Durbin, Roberts Introduce Bipartisan Legislation To Support Rural EMS Agencies
The SIREN Act would reauthorize $20 million annually in competitive grant funding
WASHINGTON – U.S. Senators Dick Durbin (D-IL) and Pat Roberts (R-KS) today introduced bipartisan legislation to reauthorize a federal grant program that directly supports rural emergency medical services (EMS) agencies in training and recruiting staff, conducting courses to satisfy certification requirements, and purchasing equipment—for everything from naloxone and first aid kits, to power stretchers or new ambulances. The Supporting and Improving Rural EMS Needs (SIREN) Act would reauthorize $20 million annually in competitive grant funding through the Health Resources and Services Administration (HRSA) to be made available for public, tribal, and private non-profit agencies in rural communities nationwide.
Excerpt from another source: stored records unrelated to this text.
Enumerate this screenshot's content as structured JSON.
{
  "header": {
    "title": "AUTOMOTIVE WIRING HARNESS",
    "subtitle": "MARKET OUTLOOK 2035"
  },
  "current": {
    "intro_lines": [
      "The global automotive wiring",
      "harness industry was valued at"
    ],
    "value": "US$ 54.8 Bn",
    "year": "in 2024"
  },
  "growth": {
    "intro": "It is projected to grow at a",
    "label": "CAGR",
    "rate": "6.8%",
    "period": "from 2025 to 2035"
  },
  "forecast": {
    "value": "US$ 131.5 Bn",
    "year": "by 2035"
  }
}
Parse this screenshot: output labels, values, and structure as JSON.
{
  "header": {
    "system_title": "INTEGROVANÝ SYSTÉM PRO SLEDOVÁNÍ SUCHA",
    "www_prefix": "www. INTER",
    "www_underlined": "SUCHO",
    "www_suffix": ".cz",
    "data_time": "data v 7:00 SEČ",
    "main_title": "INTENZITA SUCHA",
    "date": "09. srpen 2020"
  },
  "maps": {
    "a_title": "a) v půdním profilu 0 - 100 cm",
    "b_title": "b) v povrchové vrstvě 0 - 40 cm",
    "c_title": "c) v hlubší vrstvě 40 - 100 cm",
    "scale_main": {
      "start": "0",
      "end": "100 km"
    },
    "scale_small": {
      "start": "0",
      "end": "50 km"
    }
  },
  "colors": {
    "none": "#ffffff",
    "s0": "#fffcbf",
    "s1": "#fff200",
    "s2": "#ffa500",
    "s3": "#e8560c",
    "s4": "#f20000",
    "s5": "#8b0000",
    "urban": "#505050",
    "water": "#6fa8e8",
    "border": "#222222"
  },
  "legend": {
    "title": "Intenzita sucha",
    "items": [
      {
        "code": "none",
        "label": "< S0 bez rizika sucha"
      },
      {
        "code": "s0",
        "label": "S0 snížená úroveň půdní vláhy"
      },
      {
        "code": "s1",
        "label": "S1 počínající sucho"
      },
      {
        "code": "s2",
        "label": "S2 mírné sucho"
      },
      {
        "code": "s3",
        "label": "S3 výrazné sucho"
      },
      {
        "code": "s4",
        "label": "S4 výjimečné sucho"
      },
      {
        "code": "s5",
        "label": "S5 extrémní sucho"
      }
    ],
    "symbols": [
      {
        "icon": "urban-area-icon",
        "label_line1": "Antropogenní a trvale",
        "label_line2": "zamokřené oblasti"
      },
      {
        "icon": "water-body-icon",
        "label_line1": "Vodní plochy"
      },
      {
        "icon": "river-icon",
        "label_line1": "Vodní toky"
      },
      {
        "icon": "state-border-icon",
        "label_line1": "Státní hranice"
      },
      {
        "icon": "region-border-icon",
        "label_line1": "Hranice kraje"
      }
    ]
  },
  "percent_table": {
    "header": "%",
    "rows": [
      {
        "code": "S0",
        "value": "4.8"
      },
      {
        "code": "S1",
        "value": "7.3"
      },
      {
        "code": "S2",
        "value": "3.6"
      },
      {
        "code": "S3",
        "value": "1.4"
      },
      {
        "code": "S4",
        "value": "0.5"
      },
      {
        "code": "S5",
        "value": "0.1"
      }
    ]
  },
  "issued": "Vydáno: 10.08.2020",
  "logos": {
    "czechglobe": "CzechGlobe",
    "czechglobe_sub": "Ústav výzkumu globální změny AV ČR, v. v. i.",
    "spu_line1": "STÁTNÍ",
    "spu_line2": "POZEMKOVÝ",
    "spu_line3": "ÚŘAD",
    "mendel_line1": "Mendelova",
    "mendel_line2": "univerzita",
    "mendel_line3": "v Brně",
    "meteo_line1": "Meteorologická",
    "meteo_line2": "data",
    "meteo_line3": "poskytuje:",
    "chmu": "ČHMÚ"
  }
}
“In many rural communities in Illinois and across the country, rural EMS agencies are on the front lines in delivering quality emergency response, service coordination, and patient care. From responding to the opioid epidemic to treating the emergency needs of an aging population, rural EMS agencies are being asked to do more but face workforce and geographic challenges in their communities,” said Durbin. “I’m proud to introduce the SIREN Act with Senator Roberts, which would provide rural EMS agencies with the federal funding that they so desperately need to serve their communities.”
“Rural EMS agencies play a critical role in our country’s first responder and health care systems,” Roberts said. “This legislation will help ensure that EMS agencies have the staff and equipment they need to fill this role and provide services integral to rural health care.”
A recent decline in primary care and hospital service availability, great distances between health care facilities, and low insurance reimbursement for transport and emergency treatment have all strained rural EMS agencies. At the same time, EMS agencies today are tasked with ever-greater responsibilities—preparing for natural and manmade disasters and bioterror threats, supporting the chronic and emergency care needs of an aging population, and responding on the front lines of the opioid epidemic. These first responders are often the only health care providers in their area and face difficulty in personnel recruitment and retention, and securing expensive equipment.
There are very few federal funding mechanisms to meet the evolving needs of rural EMS agencies. While some regional EMS systems receive federal funding through block grants from the Departments of Health and Human Services or Homeland Security, too often that funding does not make it to EMS agencies on the ground. In Illinois, up to 500 distinct rural EMS agencies would be eligible to apply for federal grant funding under the SIREN Act.
Along with Durbin and Roberts, Senators Debbie Stabenow (D-MI) and Tammy Baldwin (D-WI) cosponsored the SIREN Act.
The SIREN Act is supported by the National Association of Emergency Medical Technicians and the International Association of Fire Chiefs.